Try below to see mysql error:
mysql_query($sql_insert);
echo mysql_error()
Try these
In SQL
Change the table name of query to some other name. Because "query" is reserved in SQL
In code
if (!mysqli_query($con,$sql_insert ))
{
echo("Error description: " . mysqli_error($con));
}
else
{
echo "Success";
}
Use mysqli_error() function
Good morning,
I am running crazy trying one of the my first php codes with mysql. I have tested this on two servers, one hosted somewhere else and also using a local wamp server, the results are the same so I must have something bad in the code creating the connection or later when I run the query.

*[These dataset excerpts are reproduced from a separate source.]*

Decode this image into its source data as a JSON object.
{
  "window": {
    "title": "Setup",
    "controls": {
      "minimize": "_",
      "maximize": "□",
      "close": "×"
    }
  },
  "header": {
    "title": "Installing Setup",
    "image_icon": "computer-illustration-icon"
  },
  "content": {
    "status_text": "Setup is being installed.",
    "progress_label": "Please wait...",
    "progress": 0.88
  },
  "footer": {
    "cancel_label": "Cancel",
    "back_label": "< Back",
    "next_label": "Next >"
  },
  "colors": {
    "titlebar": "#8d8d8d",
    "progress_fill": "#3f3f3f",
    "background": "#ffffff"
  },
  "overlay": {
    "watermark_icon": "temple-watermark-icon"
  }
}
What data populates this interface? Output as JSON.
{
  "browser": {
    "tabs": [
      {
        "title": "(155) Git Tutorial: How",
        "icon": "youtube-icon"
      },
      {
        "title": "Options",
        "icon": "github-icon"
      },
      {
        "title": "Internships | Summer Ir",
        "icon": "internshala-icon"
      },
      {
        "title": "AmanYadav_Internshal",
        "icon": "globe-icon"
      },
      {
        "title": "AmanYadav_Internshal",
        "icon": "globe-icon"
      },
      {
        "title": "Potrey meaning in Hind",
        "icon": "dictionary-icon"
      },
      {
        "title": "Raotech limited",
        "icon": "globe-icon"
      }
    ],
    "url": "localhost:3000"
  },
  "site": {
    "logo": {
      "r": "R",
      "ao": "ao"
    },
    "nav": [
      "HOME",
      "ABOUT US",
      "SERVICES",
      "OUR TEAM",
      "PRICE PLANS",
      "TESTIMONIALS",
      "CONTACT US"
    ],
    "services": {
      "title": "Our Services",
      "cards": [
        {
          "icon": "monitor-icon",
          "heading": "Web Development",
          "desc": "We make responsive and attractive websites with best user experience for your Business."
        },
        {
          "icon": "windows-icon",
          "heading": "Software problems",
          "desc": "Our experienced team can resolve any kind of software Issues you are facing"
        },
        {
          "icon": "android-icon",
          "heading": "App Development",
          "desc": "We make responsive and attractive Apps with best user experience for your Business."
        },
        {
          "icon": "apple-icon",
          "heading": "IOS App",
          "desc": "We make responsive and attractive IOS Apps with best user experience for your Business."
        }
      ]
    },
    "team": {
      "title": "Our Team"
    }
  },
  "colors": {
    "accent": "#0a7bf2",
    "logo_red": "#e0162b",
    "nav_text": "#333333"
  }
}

For wamp I have already verified the php.ini and also the MySQL privileges, in the code I am using the credentials stated there. I would appreciate some guidance.
<?php
// Function: connect to a database. Returns the database connection.
function connect_db($host, $id, $pwd)
{
$connection = #mysql_connect('localhost', 'username', 'password')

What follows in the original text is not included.